Back from the dead! Hard to believe but I've been dealing with this problem for over 15 years but I believe the solution has been found. I've been living with this nagging issue the entire time and only after a pet peeve quota was reached would I hunker down and try to figure out the cause, fail, then go another few years and repeat the process using some other theory. Anyway, long story short it was a ground wire (D22) that provides logic ground to the throttle position sensor, the O2, the EGR etc. The conversion harness supplied by Rywire back in 05 had a single purple ground wire that was to be tapped into for all those sensors. Only after inspecting every single wire by hand did I reach the culprit. Where the ground wire goes through the firewall the insulation had been worn just enough to provide contact thus grounding the circuit improperly. Back in 08 (and 10, 12, 16) I had checked the TPS with the engine off and key on and the numbers came back good! What caused the issue did not present itself until the vibration of a running engine caused the wire to tap randomly into exposed metal which is why it was so hard to nail down. A new ground with solder, shrink wrap, and Super 33 tape solved the problem. I replaced any connections that looked suspect while I was there but only D22 had obvious damage. It's only been a week but I cannot remember a time the car has idled smoother, decelerated as linear or general driveability has been as pleasant. Still not new car smooth, but a Caddy by comparison to the way it was.

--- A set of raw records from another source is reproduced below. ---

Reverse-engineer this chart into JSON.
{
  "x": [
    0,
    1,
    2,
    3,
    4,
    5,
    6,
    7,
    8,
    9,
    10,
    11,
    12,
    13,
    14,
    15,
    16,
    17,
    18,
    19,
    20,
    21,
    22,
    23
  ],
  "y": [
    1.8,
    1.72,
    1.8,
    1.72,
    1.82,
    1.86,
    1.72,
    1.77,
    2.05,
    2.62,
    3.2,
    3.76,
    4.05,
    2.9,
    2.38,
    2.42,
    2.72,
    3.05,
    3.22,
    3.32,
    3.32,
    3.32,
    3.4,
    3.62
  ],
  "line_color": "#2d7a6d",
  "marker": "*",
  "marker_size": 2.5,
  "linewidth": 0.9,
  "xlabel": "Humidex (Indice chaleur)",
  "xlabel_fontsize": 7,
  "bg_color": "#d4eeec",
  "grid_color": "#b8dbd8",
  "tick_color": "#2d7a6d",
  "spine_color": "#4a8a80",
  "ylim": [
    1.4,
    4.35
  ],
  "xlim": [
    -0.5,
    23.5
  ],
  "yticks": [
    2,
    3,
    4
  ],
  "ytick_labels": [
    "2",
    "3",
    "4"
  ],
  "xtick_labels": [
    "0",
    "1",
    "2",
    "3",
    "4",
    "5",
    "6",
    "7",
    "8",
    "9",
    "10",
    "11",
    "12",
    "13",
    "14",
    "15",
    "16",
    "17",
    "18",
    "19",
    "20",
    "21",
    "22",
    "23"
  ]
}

PS. the method I used to find the problem was to disconnect one sensor at a time until the symptom went away. After 15 years and multiple attempts to diagnose the problem the flowchart/helms way did not work in this case, it was too random vs a simple dead sensor. Unplugging the TPS left me with a high idle but smooth as glass decel with an obvious CEL for TPS but also O2. Going back to the wiring diagrams I saw that both sensors shared the D22 for logic ground and thus my discovery. I knew it wasn't the O2 bc she would act up on cold starts before the O2 even came onboard closed loop. Wasn't a vac leak because it was never consistent (and I'd regasketed the entire intake side over the years). To summarize, I hate wiring and it is occasionally the work of Satan.